AT&T airs converged network upgrades

AT&T Corp. unveiled enhancements to its voice-over-data services last week that expand their reach to ATM customers and more international locations.

The carrier now offers the same voice-over-data support to ATM customers that it has offered IP and frame relay users for more than a year. AT&T also announced that customers now can set up hybrid voice and data networks if they have a combination of dedicated ATM, frame relay and Internet access connections. Previously, customers couldn’t interconnect voice traffic between varied network types.

The carrier has deployed firewalls between its data networks to support the secure hand-off of voice traffic, says Joe Aibinder, director of voice-over-IP business services. Aibinder declined to reveal which vendor’s gear AT&T has deployed, citing security concerns.

One industry expert sees the moves as positive.

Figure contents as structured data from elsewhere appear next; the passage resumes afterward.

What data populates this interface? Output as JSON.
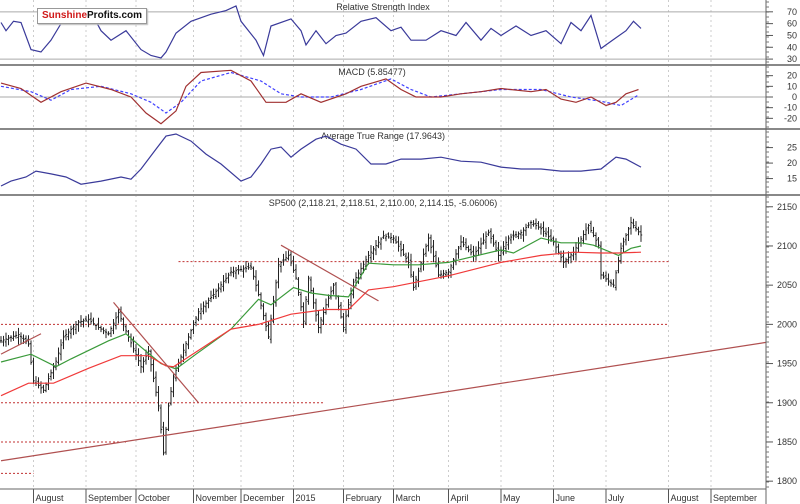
{
  "logo": {
    "part1": "Sunshine",
    "part2": "Profits.com"
  },
  "chart_data": {
    "type": "ohlc",
    "x_unit": "trading day index",
    "months": [
      {
        "label": "August",
        "day": 13
      },
      {
        "label": "September",
        "day": 34
      },
      {
        "label": "October",
        "day": 54
      },
      {
        "label": "November",
        "day": 77
      },
      {
        "label": "December",
        "day": 96
      },
      {
        "label": "2015",
        "day": 117
      },
      {
        "label": "February",
        "day": 137
      },
      {
        "label": "March",
        "day": 157
      },
      {
        "label": "April",
        "day": 179
      },
      {
        "label": "May",
        "day": 200
      },
      {
        "label": "June",
        "day": 221
      },
      {
        "label": "July",
        "day": 242
      },
      {
        "label": "August",
        "day": 267
      },
      {
        "label": "September",
        "day": 284
      }
    ],
    "rsi": {
      "title": "Relative Strength Index",
      "ylim": [
        25,
        80
      ],
      "ticks": [
        70,
        60,
        50,
        40,
        30
      ],
      "levels": [
        70,
        30
      ],
      "color": "#3a3a9a",
      "points": [
        [
          0,
          61
        ],
        [
          2,
          54
        ],
        [
          5,
          62
        ],
        [
          8,
          61
        ],
        [
          12,
          38
        ],
        [
          16,
          36
        ],
        [
          20,
          46
        ],
        [
          24,
          60
        ],
        [
          28,
          67
        ],
        [
          32,
          71
        ],
        [
          38,
          62
        ],
        [
          40,
          54
        ],
        [
          44,
          46
        ],
        [
          50,
          54
        ],
        [
          56,
          38
        ],
        [
          60,
          33
        ],
        [
          64,
          31
        ],
        [
          66,
          36
        ],
        [
          70,
          52
        ],
        [
          76,
          62
        ],
        [
          84,
          68
        ],
        [
          90,
          71
        ],
        [
          94,
          75
        ],
        [
          96,
          62
        ],
        [
          102,
          46
        ],
        [
          105,
          33
        ],
        [
          108,
          58
        ],
        [
          116,
          64
        ],
        [
          120,
          54
        ],
        [
          122,
          42
        ],
        [
          126,
          54
        ],
        [
          130,
          43
        ],
        [
          134,
          50
        ],
        [
          138,
          52
        ],
        [
          144,
          62
        ],
        [
          150,
          65
        ],
        [
          156,
          54
        ],
        [
          160,
          57
        ],
        [
          164,
          46
        ],
        [
          170,
          46
        ],
        [
          176,
          54
        ],
        [
          182,
          50
        ],
        [
          186,
          61
        ],
        [
          192,
          46
        ],
        [
          196,
          56
        ],
        [
          200,
          50
        ],
        [
          206,
          58
        ],
        [
          212,
          50
        ],
        [
          218,
          54
        ],
        [
          224,
          43
        ],
        [
          228,
          61
        ],
        [
          232,
          54
        ],
        [
          236,
          67
        ],
        [
          240,
          39
        ],
        [
          242,
          42
        ],
        [
          246,
          48
        ],
        [
          250,
          54
        ],
        [
          253,
          62
        ],
        [
          256,
          56
        ]
      ]
    },
    "macd": {
      "title": "MACD (5.85477)",
      "ylim": [
        -30,
        30
      ],
      "ticks": [
        20,
        10,
        0,
        -10,
        -20
      ],
      "macd_color": "#a03030",
      "signal_color": "#4040ff",
      "macd": [
        [
          0,
          13
        ],
        [
          8,
          8
        ],
        [
          16,
          -5
        ],
        [
          24,
          5
        ],
        [
          34,
          13
        ],
        [
          44,
          7
        ],
        [
          52,
          0
        ],
        [
          58,
          -15
        ],
        [
          64,
          -25
        ],
        [
          70,
          -13
        ],
        [
          74,
          10
        ],
        [
          80,
          23
        ],
        [
          92,
          25
        ],
        [
          100,
          15
        ],
        [
          106,
          -5
        ],
        [
          114,
          -5
        ],
        [
          120,
          3
        ],
        [
          128,
          -5
        ],
        [
          138,
          3
        ],
        [
          144,
          10
        ],
        [
          154,
          17
        ],
        [
          160,
          7
        ],
        [
          166,
          0
        ],
        [
          176,
          0
        ],
        [
          184,
          3
        ],
        [
          192,
          5
        ],
        [
          200,
          8
        ],
        [
          212,
          5
        ],
        [
          218,
          7
        ],
        [
          224,
          -2
        ],
        [
          230,
          -5
        ],
        [
          236,
          0
        ],
        [
          242,
          -8
        ],
        [
          246,
          -5
        ],
        [
          250,
          3
        ],
        [
          255,
          7
        ]
      ],
      "signal": [
        [
          0,
          10
        ],
        [
          12,
          5
        ],
        [
          20,
          -3
        ],
        [
          28,
          7
        ],
        [
          40,
          10
        ],
        [
          52,
          3
        ],
        [
          60,
          -5
        ],
        [
          66,
          -15
        ],
        [
          72,
          -5
        ],
        [
          80,
          15
        ],
        [
          92,
          23
        ],
        [
          104,
          15
        ],
        [
          112,
          3
        ],
        [
          120,
          0
        ],
        [
          132,
          0
        ],
        [
          144,
          7
        ],
        [
          156,
          17
        ],
        [
          164,
          7
        ],
        [
          172,
          0
        ],
        [
          184,
          3
        ],
        [
          200,
          7
        ],
        [
          216,
          7
        ],
        [
          228,
          0
        ],
        [
          240,
          -4
        ],
        [
          248,
          -8
        ],
        [
          255,
          2
        ]
      ]
    },
    "atr": {
      "title": "Average True Range (17.9643)",
      "ylim": [
        9.7,
        31
      ],
      "ticks": [
        25,
        20,
        15
      ],
      "color": "#3a3a9a",
      "points": [
        [
          0,
          12.6
        ],
        [
          4,
          14.2
        ],
        [
          10,
          15.5
        ],
        [
          14,
          17.4
        ],
        [
          20,
          16.5
        ],
        [
          26,
          15.5
        ],
        [
          32,
          13.2
        ],
        [
          40,
          14.2
        ],
        [
          48,
          15.5
        ],
        [
          52,
          14.8
        ],
        [
          56,
          18.1
        ],
        [
          62,
          24.5
        ],
        [
          66,
          28.7
        ],
        [
          70,
          29.4
        ],
        [
          76,
          27.1
        ],
        [
          82,
          22.9
        ],
        [
          88,
          19.7
        ],
        [
          96,
          14.2
        ],
        [
          100,
          15.5
        ],
        [
          104,
          19.7
        ],
        [
          108,
          24.5
        ],
        [
          112,
          25.2
        ],
        [
          116,
          21.9
        ],
        [
          120,
          24.5
        ],
        [
          126,
          27.7
        ],
        [
          130,
          28.7
        ],
        [
          136,
          26.1
        ],
        [
          142,
          24.5
        ],
        [
          148,
          19.7
        ],
        [
          154,
          19.7
        ],
        [
          160,
          21.3
        ],
        [
          168,
          21.3
        ],
        [
          176,
          21.9
        ],
        [
          184,
          20.6
        ],
        [
          192,
          20.3
        ],
        [
          200,
          18.7
        ],
        [
          208,
          18.1
        ],
        [
          216,
          18.1
        ],
        [
          224,
          17.4
        ],
        [
          232,
          17.4
        ],
        [
          240,
          18.1
        ],
        [
          246,
          21.9
        ],
        [
          250,
          21.3
        ],
        [
          256,
          18.7
        ]
      ]
    },
    "price": {
      "title": "SP500 (2,118.21, 2,118.51, 2,110.00, 2,114.15, -5.06006)",
      "ylim": [
        1790,
        2165
      ],
      "ticks": [
        2150,
        2100,
        2050,
        2000,
        1950,
        1900,
        1850,
        1800
      ],
      "bar_color": "#222222",
      "close_points": [
        [
          0,
          1979
        ],
        [
          7,
          1987
        ],
        [
          11,
          1975
        ],
        [
          13,
          1928
        ],
        [
          17,
          1916
        ],
        [
          22,
          1953
        ],
        [
          25,
          1984
        ],
        [
          31,
          2003
        ],
        [
          35,
          2006
        ],
        [
          39,
          1996
        ],
        [
          43,
          1988
        ],
        [
          47,
          2015
        ],
        [
          51,
          1984
        ],
        [
          56,
          1946
        ],
        [
          59,
          1966
        ],
        [
          63,
          1896
        ],
        [
          65,
          1836
        ],
        [
          67,
          1896
        ],
        [
          69,
          1933
        ],
        [
          75,
          1984
        ],
        [
          79,
          2016
        ],
        [
          85,
          2038
        ],
        [
          92,
          2067
        ],
        [
          100,
          2073
        ],
        [
          103,
          2038
        ],
        [
          107,
          1984
        ],
        [
          111,
          2076
        ],
        [
          115,
          2088
        ],
        [
          118,
          2059
        ],
        [
          121,
          2004
        ],
        [
          123,
          2059
        ],
        [
          127,
          1996
        ],
        [
          130,
          2025
        ],
        [
          133,
          2050
        ],
        [
          137,
          1996
        ],
        [
          141,
          2054
        ],
        [
          147,
          2088
        ],
        [
          153,
          2113
        ],
        [
          157,
          2110
        ],
        [
          163,
          2079
        ],
        [
          165,
          2047
        ],
        [
          171,
          2110
        ],
        [
          175,
          2063
        ],
        [
          179,
          2067
        ],
        [
          184,
          2105
        ],
        [
          189,
          2088
        ],
        [
          195,
          2117
        ],
        [
          199,
          2088
        ],
        [
          203,
          2110
        ],
        [
          208,
          2117
        ],
        [
          212,
          2130
        ],
        [
          216,
          2122
        ],
        [
          221,
          2105
        ],
        [
          225,
          2079
        ],
        [
          229,
          2092
        ],
        [
          235,
          2126
        ],
        [
          239,
          2101
        ],
        [
          240,
          2063
        ],
        [
          245,
          2050
        ],
        [
          248,
          2097
        ],
        [
          252,
          2130
        ],
        [
          256,
          2114
        ]
      ],
      "ma_short": {
        "color": "#3a9a3a",
        "points": [
          [
            0,
            1952
          ],
          [
            12,
            1962
          ],
          [
            22,
            1946
          ],
          [
            28,
            1956
          ],
          [
            43,
            1979
          ],
          [
            50,
            1988
          ],
          [
            56,
            1971
          ],
          [
            64,
            1950
          ],
          [
            70,
            1943
          ],
          [
            78,
            1962
          ],
          [
            92,
            1994
          ],
          [
            103,
            2032
          ],
          [
            108,
            2025
          ],
          [
            117,
            2047
          ],
          [
            124,
            2040
          ],
          [
            131,
            2037
          ],
          [
            139,
            2035
          ],
          [
            147,
            2078
          ],
          [
            157,
            2076
          ],
          [
            167,
            2076
          ],
          [
            179,
            2079
          ],
          [
            200,
            2095
          ],
          [
            205,
            2091
          ],
          [
            216,
            2110
          ],
          [
            224,
            2104
          ],
          [
            232,
            2104
          ],
          [
            237,
            2101
          ],
          [
            247,
            2088
          ],
          [
            252,
            2097
          ],
          [
            256,
            2100
          ]
        ]
      },
      "ma_long": {
        "color": "#f03a3a",
        "points": [
          [
            0,
            1909
          ],
          [
            11,
            1925
          ],
          [
            21,
            1925
          ],
          [
            35,
            1944
          ],
          [
            48,
            1960
          ],
          [
            59,
            1960
          ],
          [
            66,
            1947
          ],
          [
            69,
            1946
          ],
          [
            80,
            1969
          ],
          [
            92,
            1994
          ],
          [
            103,
            2000
          ],
          [
            116,
            2013
          ],
          [
            130,
            2019
          ],
          [
            139,
            2019
          ],
          [
            147,
            2044
          ],
          [
            157,
            2048
          ],
          [
            179,
            2062
          ],
          [
            200,
            2079
          ],
          [
            216,
            2088
          ],
          [
            229,
            2092
          ],
          [
            240,
            2091
          ],
          [
            247,
            2091
          ],
          [
            256,
            2092
          ]
        ]
      },
      "trendlines": [
        {
          "from": [
            0,
            1826
          ],
          "to": [
            306,
            1977
          ],
          "color": "#b05050"
        },
        {
          "from": [
            0,
            1962
          ],
          "to": [
            16,
            1988
          ],
          "color": "#b05050"
        },
        {
          "from": [
            45,
            2028
          ],
          "to": [
            79,
            1900
          ],
          "color": "#b05050"
        },
        {
          "from": [
            112,
            2101
          ],
          "to": [
            151,
            2030
          ],
          "color": "#b05050"
        }
      ],
      "levels": [
        {
          "value": 2080,
          "from": 71,
          "to": 267
        },
        {
          "value": 2000,
          "from": 0,
          "to": 267
        },
        {
          "value": 1900,
          "from": 0,
          "to": 129
        },
        {
          "value": 1850,
          "from": 0,
          "to": 50
        },
        {
          "value": 1810,
          "from": 0,
          "to": 13
        }
      ],
      "level_color": "#c03030"
    }
  }
}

“It’s a practical, important enhancement that allows more conservative users to keep their existing network environment while adding voice support,” says Tom Jenkins, a vice president at consulting firm TeleChoice Inc. “The ability to support any-to-any connectivity for voice and data allows users to evaluate the technology without migrating locations to an all-frame relay or all-IP environment.”

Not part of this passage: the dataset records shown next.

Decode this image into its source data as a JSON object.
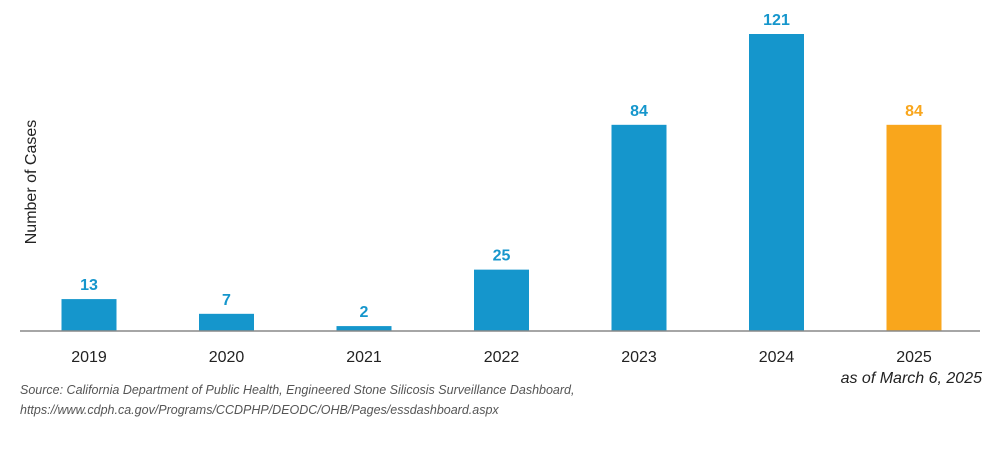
{
  "chart_data": {
    "type": "bar",
    "title": "",
    "xlabel": "",
    "ylabel": "Number of Cases",
    "categories": [
      "2019",
      "2020",
      "2021",
      "2022",
      "2023",
      "2024",
      "2025"
    ],
    "values": [
      13,
      7,
      2,
      25,
      84,
      121,
      84
    ],
    "highlight_index": 6,
    "ylim": [
      0,
      121
    ],
    "grid": false,
    "colors": {
      "bar": "#1596cc",
      "highlight": "#f9a61c",
      "axis": "#888888"
    }
  },
  "note": "as of March 6, 2025",
  "source": {
    "line1": "Source: California Department of Public Health, Engineered Stone Silicosis Surveillance Dashboard,",
    "line2": "https://www.cdph.ca.gov/Programs/CCDPHP/DEODC/OHB/Pages/essdashboard.aspx"
  }
}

To support any-to-any voice traffic, companies need to order an additional permanent virtual circuit to AT&T’s network hub, where its firewalls are deployed. This is an additional expense that companies would have to evaluate before making the switch, Jenkins says. A customer with an all-frame relay or all-ATM network would not need an additional permanent virtual circuit back to AT&T.

AT&T announced the offerings at the Spring 2002 Voice on the Net conference.

AT&T offers converged voice and data with its Managed Internet Service (MIS), Managed Data Network Services and Managed Router Service. The latter two offerings are for either ATM or frame relay networks. The carrier introduced its fully managed combined voice and data features in January 2001.

Serv-A-Lite has used the AT&T MIS service to support its outbound calls since December. The wholesale hardware distributor is using four channels from its dedicated T-1 line to support the company’s voice traffic.

“We saved $3,000 the first month we deployed the service,” says Bill Hintz, IT director at the East Moline, Ill., company. Hintz also points out that the service offers redundancy that the company didn’t have before. “If my local carrier lops a line, we’ll still have voice service,” he says.

AT&T also has expanded its in-country off-net voice support. AT&T plans to have “dozens” of gateways deployed at the edge of its data networks and the public switched telephone network (PSTN) overseas by year-end. These gateways will allow faster call termination on the PSTN within countries where the calls are destined. Aibinder says these calls were sometimes back-hauled to the U.S., terminated on the domestic PSTN and sent overseas over AT&T’s circuit switched network.

AT&T says it can support more in-country call termination because it is in the process of taking back some of its network assets that were part of the failed Concert deal. Concert was a joint venture between AT&T and British Telecom.